The interface is devoid of icons, as a single click on the left mouse button will command Rincewind to walk, a double click will tell him to interact, and the right mouse button will command him to look. Conversations are held much like Sam and Max Hit the Road, with options to ask a question, tell a joke, make a comment, or ask about specific items or concepts. Rincewind’s inventory is extremely limited, but he’s followed around by his faithful Luggage, a sentient (although not terribly bright) multi-legged chest with infinite storage space. It’s quite a clever way to integrate a story element into traditional adventure game design.

All in all, it’s hard to hate this game – it’s quite clever when it’s not provoking frustration, and it’s a damn fine rendition of Pratchett’s books. But it really needed a lot more direction – and less convoluted puzzles – to make it work, leaving this one for the experts only.

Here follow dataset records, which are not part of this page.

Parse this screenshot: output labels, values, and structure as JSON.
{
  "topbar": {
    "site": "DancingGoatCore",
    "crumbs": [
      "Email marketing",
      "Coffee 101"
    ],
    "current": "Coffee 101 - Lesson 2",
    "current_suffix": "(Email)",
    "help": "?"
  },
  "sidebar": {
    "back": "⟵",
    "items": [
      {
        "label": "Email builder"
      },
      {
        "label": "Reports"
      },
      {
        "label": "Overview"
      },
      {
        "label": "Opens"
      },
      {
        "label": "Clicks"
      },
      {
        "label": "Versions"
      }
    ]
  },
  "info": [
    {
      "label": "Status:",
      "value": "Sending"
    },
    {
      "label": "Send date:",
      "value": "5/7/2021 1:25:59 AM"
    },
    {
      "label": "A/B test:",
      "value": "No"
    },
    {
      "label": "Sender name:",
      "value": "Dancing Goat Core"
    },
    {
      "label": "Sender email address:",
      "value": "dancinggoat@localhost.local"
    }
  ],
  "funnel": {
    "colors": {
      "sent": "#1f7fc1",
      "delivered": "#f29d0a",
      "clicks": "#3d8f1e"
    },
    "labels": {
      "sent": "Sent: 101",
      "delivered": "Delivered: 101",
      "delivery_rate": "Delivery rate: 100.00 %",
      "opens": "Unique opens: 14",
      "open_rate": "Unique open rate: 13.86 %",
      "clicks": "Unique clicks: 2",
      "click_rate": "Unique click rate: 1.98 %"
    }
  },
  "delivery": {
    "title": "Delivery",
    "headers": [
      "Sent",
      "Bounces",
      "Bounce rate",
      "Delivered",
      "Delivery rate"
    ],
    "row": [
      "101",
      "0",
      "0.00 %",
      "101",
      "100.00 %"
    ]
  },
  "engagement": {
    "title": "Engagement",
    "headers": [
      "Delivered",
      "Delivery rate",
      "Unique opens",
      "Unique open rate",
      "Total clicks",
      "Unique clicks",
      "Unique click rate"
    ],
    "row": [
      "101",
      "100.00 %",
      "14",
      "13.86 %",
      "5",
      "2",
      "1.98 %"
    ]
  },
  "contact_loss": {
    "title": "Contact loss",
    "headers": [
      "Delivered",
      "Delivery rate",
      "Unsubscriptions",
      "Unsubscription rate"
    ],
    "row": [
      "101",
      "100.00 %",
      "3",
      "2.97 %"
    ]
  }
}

Beyond the original PC release, Discworld was also released for the Saturn and PlayStation. They replicate the VGA graphics of the computer version perfectly, and while the point-and-click interface is a bit fiddly with the controller, the PlayStation version is one of the very few games to support the mouse peripheral. The loading times aren’t quite as fast as the PC version, though, although they’re still bearable. The Tinsel engine is supported by ScummVM, so the DOS version is easy to play on a modern PC.